İkinci kaptanın minimum alçalma ikazı yaptığı, Kaptan’ın ise ’biraz daha’ diyerek alçalma ve yaklaşmaya devam edilmesini istediği anlatılan raporda, 3 ve 5 saniye sonra iki ikazın ardından kaptanın ’pas geçelim’ komutu verdiği, ikinci kaptanın ‘pas geçiyoruz efendim. Go around....’ ifadesini tamamlayamadan uçağın ana iniş takımlarından ve gövdenin tam alt kısmından iniş takımları açık olarak 131 knot süratle yere çarptığı belirtildi. Pilotun pas geçmekte geç kaldığı raporda şu ifadelerle yer aldı:
‘Son yaklaşmada; minimumların altına inilerek yapılan uygulamaların uluslararası standartlar ile işletme prosedürlerine uygun olarak yapılmadığı ve pas geçme kararı vermekte geç kalındığı belirlenmiştir.’
İkinci neden hava koşulu
RAPORUN sonuç bölümü iki maddeden oluştu. Maddelerden birinde pilotun ısrarcı davranması kazanın nedeni olarak belirtilirken, kötü hava koşullarının etkili olduğu belirtildi. Raporun sonuç bölümü şöyle:
Uçuş ekibi tarafından, 2800 ft irtifada MDA’ya (Minimum Alçalma İrtifası) gelinmesine ve yaklaşma ışıkları veya pistin görülememesine rağmen inişte ısrarcı davranılmıştır.

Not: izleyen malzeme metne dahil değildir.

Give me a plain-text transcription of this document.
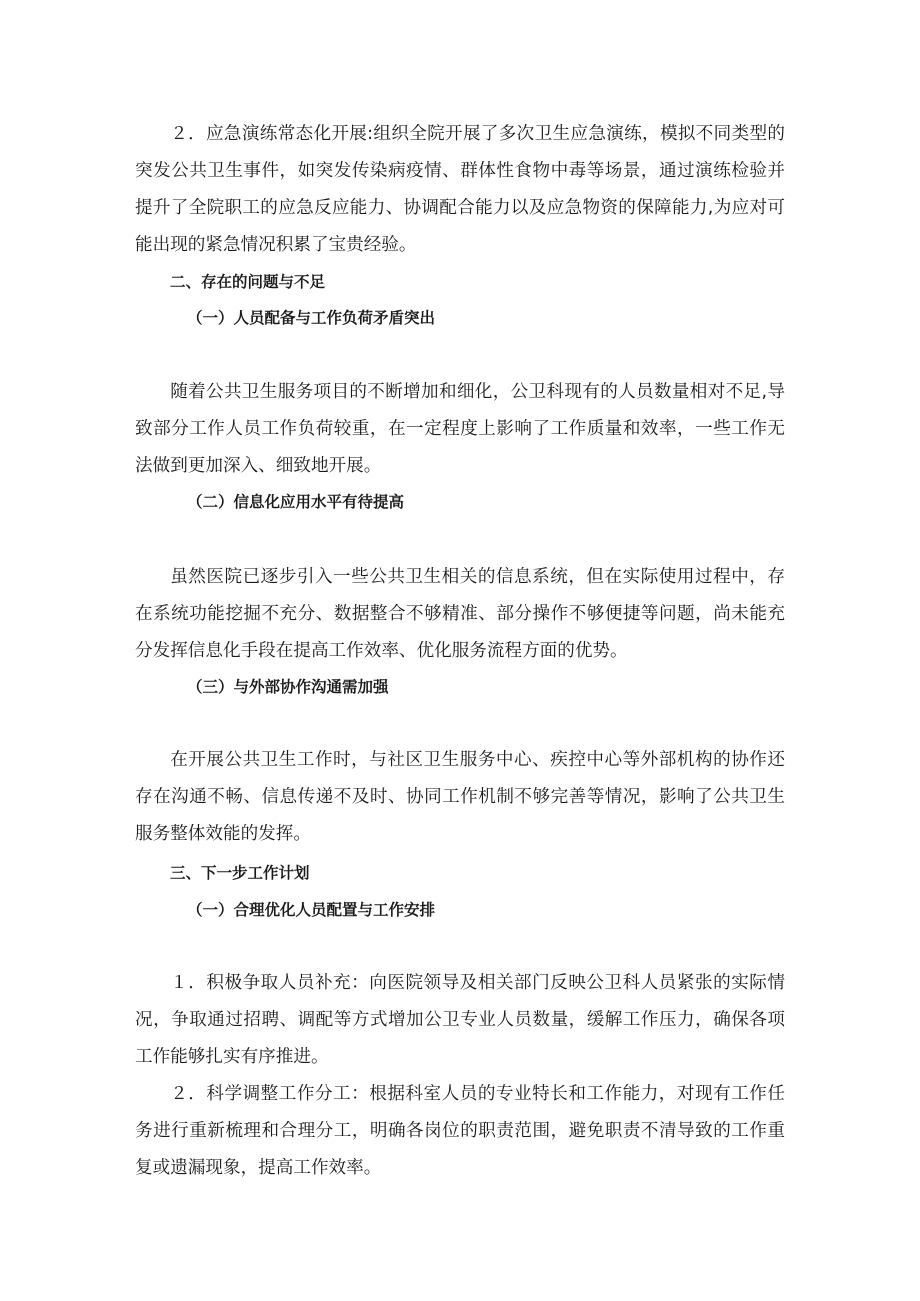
２．应急演练常态化开展:组织全院开展了多次卫生应急演练，模拟不同类型的突发公共卫生事件，如突发传染病疫情、群体性食物中毒等场景，通过演练检验并提升了全院职工的应急反应能力、协调配合能力以及应急物资的保障能力,为应对可能出现的紧急情况积累了宝贵经验。

二、存在的问题与不足
（一）人员配备与工作负荷矛盾突出

随着公共卫生服务项目的不断增加和细化，公卫科现有的人员数量相对不足,导致部分工作人员工作负荷较重，在一定程度上影响了工作质量和效率，一些工作无法做到更加深入、细致地开展。

（二）信息化应用水平有待提高

虽然医院已逐步引入一些公共卫生相关的信息系统，但在实际使用过程中，存在系统功能挖掘不充分、数据整合不够精准、部分操作不够便捷等问题，尚未能充分发挥信息化手段在提高工作效率、优化服务流程方面的优势。

（三）与外部协作沟通需加强

在开展公共卫生工作时，与社区卫生服务中心、疾控中心等外部机构的协作还存在沟通不畅、信息传递不及时、协同工作机制不够完善等情况，影响了公共卫生服务整体效能的发挥。

三、下一步工作计划
（一）合理优化人员配置与工作安排

１．积极争取人员补充：向医院领导及相关部门反映公卫科人员紧张的实际情况，争取通过招聘、调配等方式增加公卫专业人员数量，缓解工作压力，确保各项工作能够扎实有序推进。

２．科学调整工作分工：根据科室人员的专业特长和工作能力，对现有工作任务进行重新梳理和合理分工，明确各岗位的职责范围，避免职责不清导致的工作重复或遗漏现象，提高工作效率。
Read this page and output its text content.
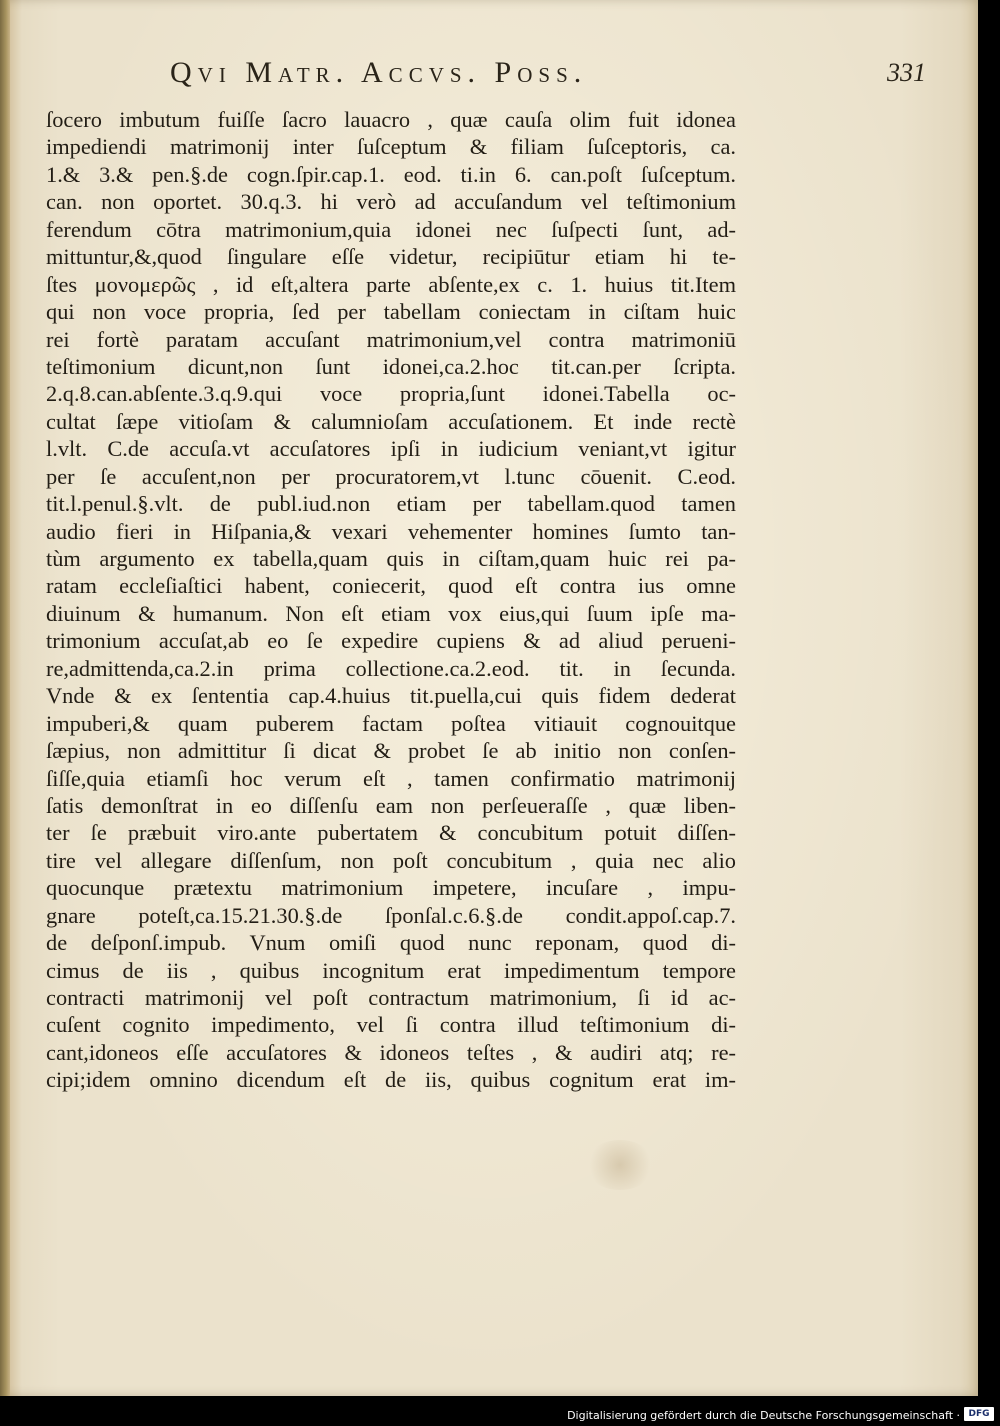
Qvi Matr. Accvs. Poss.	331
ſocero imbutum fuiſſe ſacro lauacro , quæ cauſa olim fuit idonea
impediendi matrimonij inter ſuſceptum & filiam ſuſceptoris, ca.
1.& 3.& pen.§.de cogn.ſpir.cap.1. eod. ti.in 6. can.poſt ſuſceptum.
can. non oportet. 30.q.3. hi verò ad accuſandum vel teſtimonium
ferendum cōtra matrimonium,quia idonei nec ſuſpecti ſunt, ad-
mittuntur,&,quod ſingulare eſſe videtur, recipiūtur etiam hi te-
ſtes μονομερῶς , id eſt,altera parte abſente,ex c. 1. huius tit.Item
qui non voce propria, ſed per tabellam coniectam in ciſtam huic
rei fortè paratam accuſant matrimonium,vel contra matrimoniū
teſtimonium dicunt,non ſunt idonei,ca.2.hoc tit.can.per ſcripta.
2.q.8.can.abſente.3.q.9.qui voce propria,ſunt idonei.Tabella oc-
cultat ſæpe vitioſam & calumnioſam accuſationem. Et inde rectè
l.vlt. C.de accuſa.vt accuſatores ipſi in iudicium veniant,vt igitur
per ſe accuſent,non per procuratorem,vt l.tunc cōuenit. C.eod.
tit.l.penul.§.vlt. de publ.iud.non etiam per tabellam.quod tamen
audio fieri in Hiſpania,& vexari vehementer homines ſumto tan-
tùm argumento ex tabella,quam quis in ciſtam,quam huic rei pa-
ratam eccleſiaſtici habent, coniecerit, quod eſt contra ius omne
diuinum & humanum. Non eſt etiam vox eius,qui ſuum ipſe ma-
trimonium accuſat,ab eo ſe expedire cupiens & ad aliud perueni-
re,admittenda,ca.2.in prima collectione.ca.2.eod. tit. in ſecunda.
Vnde & ex ſententia cap.4.huius tit.puella,cui quis fidem dederat
impuberi,& quam puberem factam poſtea vitiauit cognouitque
ſæpius, non admittitur ſi dicat & probet ſe ab initio non conſen-
ſiſſe,quia etiamſi hoc verum eſt , tamen confirmatio matrimonij
ſatis demonſtrat in eo diſſenſu eam non perſeueraſſe , quæ liben-
ter ſe præbuit viro.ante pubertatem & concubitum potuit diſſen-
tire vel allegare diſſenſum, non poſt concubitum , quia nec alio
quocunque prætextu matrimonium impetere, incuſare , impu-
gnare poteſt,ca.15.21.30.§.de ſponſal.c.6.§.de condit.appoſ.cap.7.
de deſponſ.impub. Vnum omiſi quod nunc reponam, quod di-
cimus de iis , quibus incognitum erat impedimentum tempore
contracti matrimonij vel poſt contractum matrimonium, ſi id ac-
cuſent cognito impedimento, vel ſi contra illud teſtimonium di-
cant,idoneos eſſe accuſatores & idoneos teſtes , & audiri atq; re-
cipi;idem omnino dicendum eſt de iis, quibus cognitum erat im-
Digitalisierung gefördert durch die Deutsche Forschungsgemeinschaft · DFG
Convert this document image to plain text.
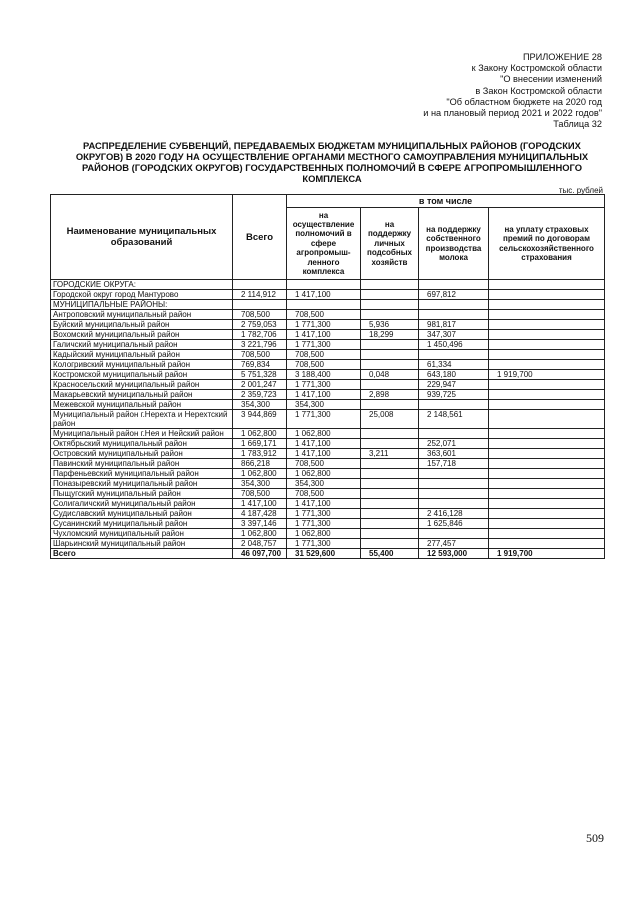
ПРИЛОЖЕНИЕ 28
к Закону Костромской области
"О внесении изменений
в Закон Костромской области
"Об областном бюджете на 2020 год
и на плановый период 2021 и 2022 годов"
Таблица 32
РАСПРЕДЕЛЕНИЕ СУБВЕНЦИЙ, ПЕРЕДАВАЕМЫХ БЮДЖЕТАМ МУНИЦИПАЛЬНЫХ РАЙОНОВ (ГОРОДСКИХ ОКРУГОВ) В 2020 ГОДУ НА ОСУЩЕСТВЛЕНИЕ ОРГАНАМИ МЕСТНОГО САМОУПРАВЛЕНИЯ МУНИЦИПАЛЬНЫХ РАЙОНОВ (ГОРОДСКИХ ОКРУГОВ) ГОСУДАРСТВЕННЫХ ПОЛНОМОЧИЙ В СФЕРЕ АГРОПРОМЫШЛЕННОГО КОМПЛЕКСА
тыс. рублей
Наименование муниципальных образований	Всего	в том числе			
		на осуществление полномочий в сфере агропромыш-ленного комплекса	на поддержку личных подсобных хозяйств	на поддержку собственного производства молока	на уплату страховых премий по договорам сельскохозяйственного страхования
ГОРОДСКИЕ ОКРУГА:					
Городской округ город Мантурово	2 114,912	1 417,100		697,812	
МУНИЦИПАЛЬНЫЕ РАЙОНЫ:					
Антроповский муниципальный район	708,500	708,500			
Буйский муниципальный район	2 759,053	1 771,300	5,936	981,817	
Вохомский муниципальный район	1 782,706	1 417,100	18,299	347,307	
Галичский муниципальный район	3 221,796	1 771,300		1 450,496	
Кадыйский муниципальный район	708,500	708,500			
Кологривский муниципальный район	769,834	708,500		61,334	
Костромской муниципальный район	5 751,328	3 188,400	0,048	643,180	1 919,700
Красносельский муниципальный район	2 001,247	1 771,300		229,947	
Макарьевский муниципальный район	2 359,723	1 417,100	2,898	939,725	
Межевской муниципальный район	354,300	354,300			
Муниципальный район г.Нерехта и Нерехтский район	3 944,869	1 771,300	25,008	2 148,561	
Муниципальный район г.Нея и Нейский район	1 062,800	1 062,800			
Октябрьский муниципальный район	1 669,171	1 417,100		252,071	
Островский муниципальный район	1 783,912	1 417,100	3,211	363,601	
Павинский муниципальный район	866,218	708,500		157,718	
Парфеньевский муниципальный район	1 062,800	1 062,800			
Поназыревский муниципальный район	354,300	354,300			
Пыщугский муниципальный район	708,500	708,500			
Солигаличский муниципальный район	1 417,100	1 417,100			
Судиславский муниципальный район	4 187,428	1 771,300		2 416,128	
Сусанинский муниципальный район	3 397,146	1 771,300		1 625,846	
Чухломский муниципальный район	1 062,800	1 062,800			
Шарьинский муниципальный район	2 048,757	1 771,300		277,457	
Всего	46 097,700	31 529,600	55,400	12 593,000	1 919,700
509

Kötü hava koşulları kaza nedenine katkıda bulunmuştur.
200 metre sürüklendi
RAPORDA, çarpmanın ardından uçağın parçalanarak 200 metre sürüklendiği, çarpmadan sonra meydana gelen patlama ve yangından dolayı uçağın tamamen tahrip olduğu kaydedildi. Dijital Uçuş Verileri Kayıt Cihazı (DFDR) ve Kokpit Ses Kayıt Cihazı’nın (CVR) incelemesinde uçuş esnasında uçakta herhangi bir teknik arıza olduğuna dair bulguya rastlanılmadığı, uçuş anında yangın çıkmadığı ve patlama tespit edilmediği vurgulandı. Uçak yere vurduktan ve sürüklenmeye başladıktan sonra 150 metre mesafedeki arazi yükseltisine çarptığı, ardından patlama ve yangın olduğu vurgulanan raporda çarpma anında uçakta 5 bin 147 litre yakıt bulunduğu belirtildi.